Seltsame Wirtschaftsordnung: Allenthalben wird beklagt, dass zu wenige Impfstoffe da sind, und was sind die Forderungen, Vorwürfe, Alternativen? Die EU hätte mehr als die anderen bestellen müssen. Sie hätte früher, vor den anderen, bestellen müssen. Die Hersteller dürfen nicht in fremde Länder liefern. Die britischen Werke müssen auch nach Deutschland liefern. Die EU hätte einen höheren Preis als die anderen bieten müssen. Auch dem Scholz fällt nichts anderes ein als: „Es wäre gut gewesen, Europa hätte mehr Impfstoff bestellt“.

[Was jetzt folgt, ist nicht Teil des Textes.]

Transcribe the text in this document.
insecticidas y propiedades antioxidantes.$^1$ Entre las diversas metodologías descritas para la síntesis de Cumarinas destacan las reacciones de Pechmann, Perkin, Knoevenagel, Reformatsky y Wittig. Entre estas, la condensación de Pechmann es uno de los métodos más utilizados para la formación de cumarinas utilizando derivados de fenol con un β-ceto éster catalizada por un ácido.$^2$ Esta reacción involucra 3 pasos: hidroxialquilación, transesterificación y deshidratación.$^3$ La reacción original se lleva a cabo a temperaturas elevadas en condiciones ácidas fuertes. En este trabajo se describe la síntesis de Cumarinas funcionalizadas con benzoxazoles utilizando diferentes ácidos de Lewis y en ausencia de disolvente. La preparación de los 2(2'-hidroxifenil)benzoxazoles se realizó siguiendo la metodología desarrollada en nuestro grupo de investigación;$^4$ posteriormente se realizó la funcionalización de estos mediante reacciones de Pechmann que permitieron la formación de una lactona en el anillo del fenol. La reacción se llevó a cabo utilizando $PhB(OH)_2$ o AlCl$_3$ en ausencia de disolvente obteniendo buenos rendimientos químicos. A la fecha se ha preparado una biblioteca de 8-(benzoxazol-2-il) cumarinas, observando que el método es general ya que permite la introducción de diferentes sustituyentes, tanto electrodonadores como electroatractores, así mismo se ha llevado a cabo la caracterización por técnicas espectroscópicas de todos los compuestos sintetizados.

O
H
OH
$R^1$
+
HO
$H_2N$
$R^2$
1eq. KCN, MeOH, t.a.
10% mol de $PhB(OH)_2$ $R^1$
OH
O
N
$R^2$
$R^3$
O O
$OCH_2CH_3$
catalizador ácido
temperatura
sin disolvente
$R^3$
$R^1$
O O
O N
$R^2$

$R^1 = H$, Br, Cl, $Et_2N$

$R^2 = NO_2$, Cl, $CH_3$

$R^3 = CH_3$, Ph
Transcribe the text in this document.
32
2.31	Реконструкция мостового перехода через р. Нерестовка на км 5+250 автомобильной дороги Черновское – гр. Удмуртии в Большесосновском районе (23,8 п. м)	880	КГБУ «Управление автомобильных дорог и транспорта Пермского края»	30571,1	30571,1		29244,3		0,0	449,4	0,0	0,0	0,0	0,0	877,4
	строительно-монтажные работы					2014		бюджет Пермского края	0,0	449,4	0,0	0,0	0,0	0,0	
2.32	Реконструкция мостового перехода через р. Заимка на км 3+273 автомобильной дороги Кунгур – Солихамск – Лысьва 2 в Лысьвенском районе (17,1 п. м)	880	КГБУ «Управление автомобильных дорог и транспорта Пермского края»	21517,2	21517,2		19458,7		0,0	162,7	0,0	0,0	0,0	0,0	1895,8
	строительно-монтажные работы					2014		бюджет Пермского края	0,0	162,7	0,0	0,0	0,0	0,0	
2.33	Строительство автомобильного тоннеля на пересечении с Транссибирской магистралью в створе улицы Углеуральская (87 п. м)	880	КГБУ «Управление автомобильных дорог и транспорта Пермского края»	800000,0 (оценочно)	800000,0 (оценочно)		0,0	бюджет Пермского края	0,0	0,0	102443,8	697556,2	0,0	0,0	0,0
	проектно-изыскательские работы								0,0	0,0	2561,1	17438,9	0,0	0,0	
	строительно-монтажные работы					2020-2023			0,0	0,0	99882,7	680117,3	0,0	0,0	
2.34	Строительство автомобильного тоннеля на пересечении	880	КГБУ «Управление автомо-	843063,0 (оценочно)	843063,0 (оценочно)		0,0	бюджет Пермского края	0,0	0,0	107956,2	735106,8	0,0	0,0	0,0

Seltsamerweise kommt seit Wochen niemand auf den Gedanken, dass die Produktion schnellstmöglich ausgeweitet werden sollte. Wenn das Zeug schon nicht für die EU reicht: die Weltbevölkerung ist fast 20mal so groß wie die EU. Was haben unsere Politiker nicht auf großen Konferenzen und auf diversen Sonntagspredigten heilige Versicherungen gemacht, dass die Corona-Pandemie ein Weltproblem sei, dass sie nur auf Weltebene impftechnisch gelöst werden könne, dass keinesfalls jemand zurückgelassen werden dürfe. Und jetzt: von 40 Millionen verbrauchter Impfdosen wurden gerade mal 25 (in Worten: fünfundzwanzig) in Gesamtafrika verimpft. Klar kriegt niemand von den Armen was ab, wenn's in den reichen Ländern schon knappt.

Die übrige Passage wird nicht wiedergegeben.